От редактора

Перед вами — сборник цитат из работ Александра Никитича Севастьянова.

Хотя это именно цитаты, книга представляет собой ценность как тематическое изложение той концепции русского национализма, которой придерживается Александр Никитич.

На тему русского национализма пишут многие авторы — в той или иной степени удачно, но большинство из них специализируются по какой-либо узкой подтеме — социальной, религиозной, «о крови» и так далее. Мало кто обладает настолько же проработанным мировоззрением, как автор сборника.

Можно быть очень продвинутым узким специалистом и знать практически все по отдельному вопросу, но мировоззренческая ценность обретается только тогда, когда факты, взаимосвязи между ними и мнения складываются в единую систему, в которой каждый элемент связан с другими.

Разумеется, невозможно «с нуля» написать работу, которая описывает целиком такую систему — для этого требуется тщательно разрабатывать отдельные элементы, которые уже постепенно складываются в единое целое, которое тоже надо прорабатывать…

Этот сборник представляет собой как раз сведение отдельных элементов, по которым писались статьи, в систему. С одной стороны — цитаты размещены по тематическим разделам, но с другой — эти разделы переплетаются между собой, раскрывая то, что в других подборках было упомянуто мимоходом.
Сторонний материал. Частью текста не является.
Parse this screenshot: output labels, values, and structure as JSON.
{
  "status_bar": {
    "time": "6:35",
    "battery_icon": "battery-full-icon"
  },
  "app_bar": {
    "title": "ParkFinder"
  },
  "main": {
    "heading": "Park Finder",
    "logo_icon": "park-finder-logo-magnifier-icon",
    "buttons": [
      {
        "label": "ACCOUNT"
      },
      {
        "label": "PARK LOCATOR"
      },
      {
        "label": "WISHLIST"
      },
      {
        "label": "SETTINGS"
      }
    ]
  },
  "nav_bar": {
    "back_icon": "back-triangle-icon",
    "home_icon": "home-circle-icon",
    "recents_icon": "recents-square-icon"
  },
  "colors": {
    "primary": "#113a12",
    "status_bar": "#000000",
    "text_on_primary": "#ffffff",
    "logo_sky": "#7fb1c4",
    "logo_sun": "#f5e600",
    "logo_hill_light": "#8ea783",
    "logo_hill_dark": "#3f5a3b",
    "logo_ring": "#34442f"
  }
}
Прочитав сборник в целом, можно четко представить систему русского национализма в представлении А.Н. Севастьянова.

Я — убежденный национал-социалист (просьба не путать с «гитлеризмом»1), Севастьянов же не раз заявлял себя национал-капиталистом и национал-демократом. Отдельные работы Александра Никитича я, конечно, читал и ранее, но для составления сборника надо было прочесть все изданное.
И где-то на середине толстой пачки книг я понял, что наши воззрения на русский национализм, будучи антагонистичными по названию, практически совпадают по сути. Различия относятся даже не к тактике, а так — к частным практическим вопросам, которые вполне можно решать в рабочем порядке.
Расхождение лексикона у тех, кто вырабатывает свое мировоззрение сам — весьма частое явление. Но при прочтении книги надо четко понимать, что имеется в виду под теми терминами, которые многие употребляют в совершенно другом смысле. Поэтому я позволю себе в этой редакторской статье обозначить такие пары терминов.
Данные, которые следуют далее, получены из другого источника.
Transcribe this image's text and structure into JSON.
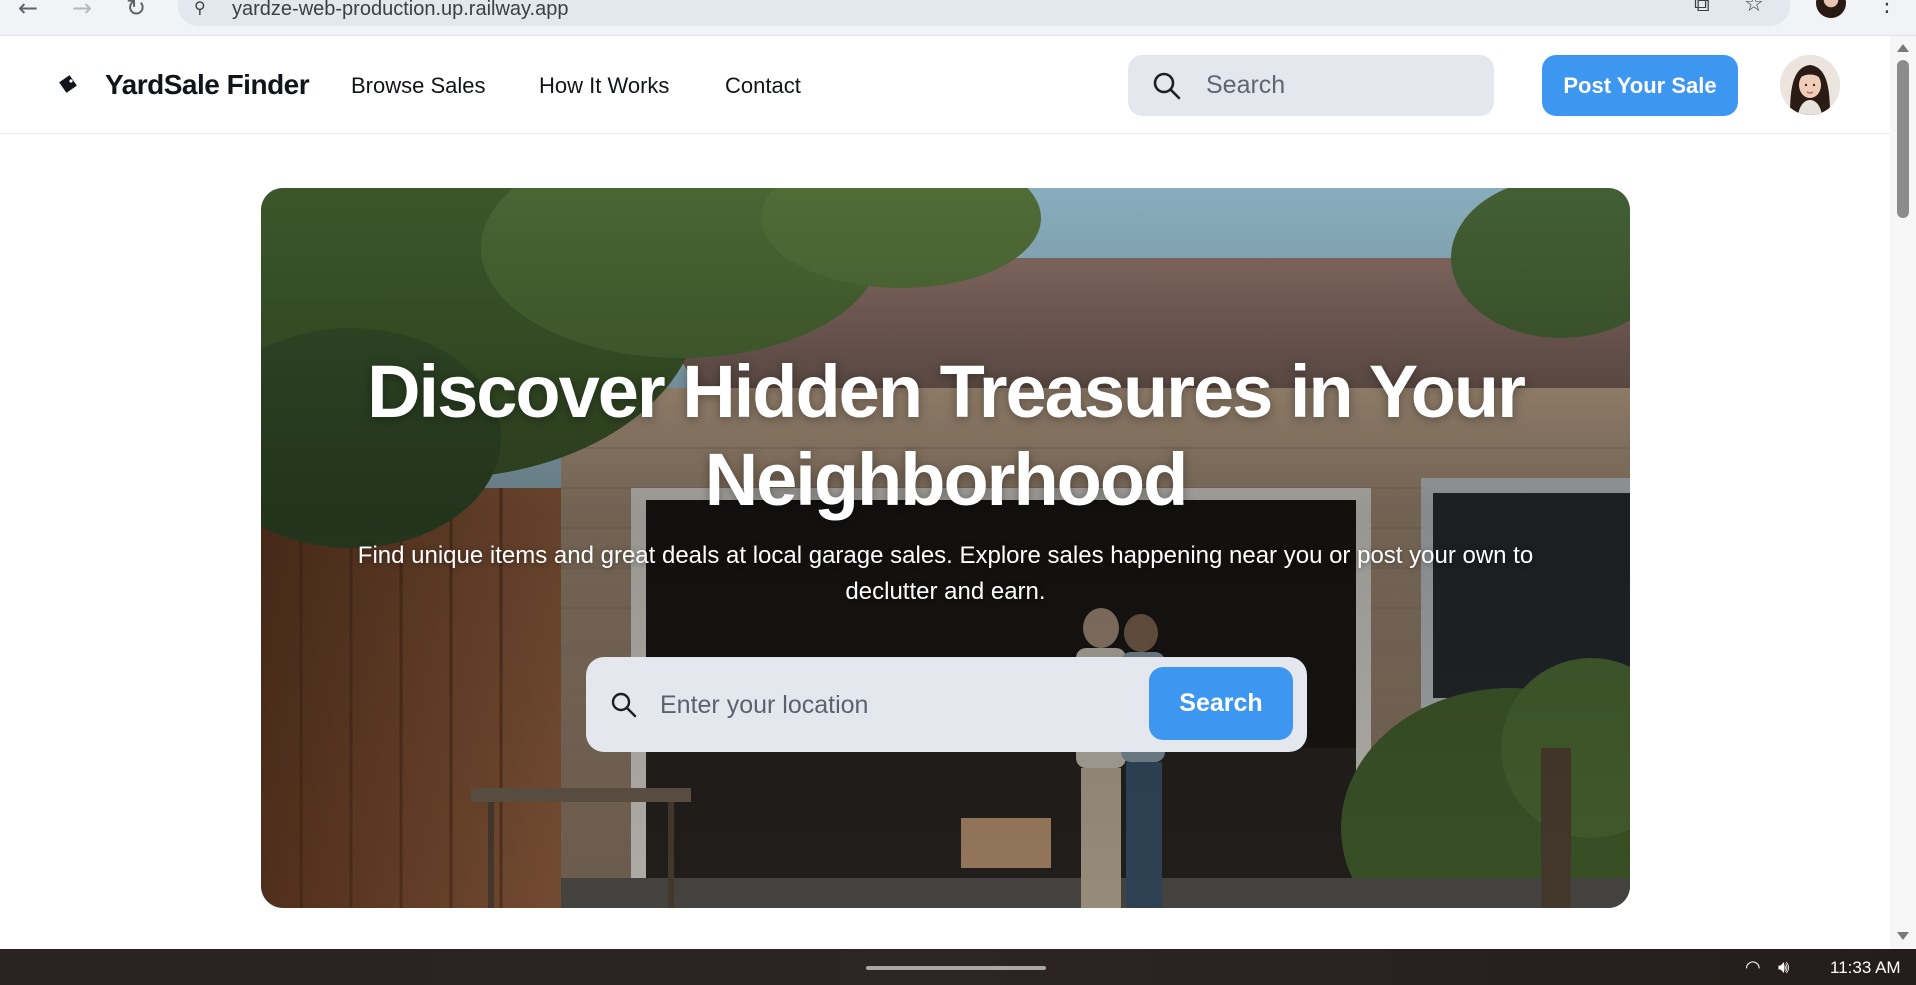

Социализм. Александр Никитич исходит из тезиса «социализм — это редуцированный коммунизм». Который неизбежно делит нацию на классы, тем самым разделяя ее. Задача совмещения национализма и социализма при таком подходе не решаема в принципе. Как писал Карл Маркс: «пролетарий не имеет отечества».

Севастьянов считает, что на деле в Германии был не национал-социализм, а национал-капитализм. А именно: опора на капитал, поощрение немецких бизнесменов, резкое снижение импорта, подъем национальной промышленности… При этом были запрещены профсоюзы, ограничена возможность смены работы. Однако социальные гарантии получили развитие, и такой политикой рабочие были вполне довольны. Сам Гитлер говорил о необходимости «выбить дурь из классового сознания».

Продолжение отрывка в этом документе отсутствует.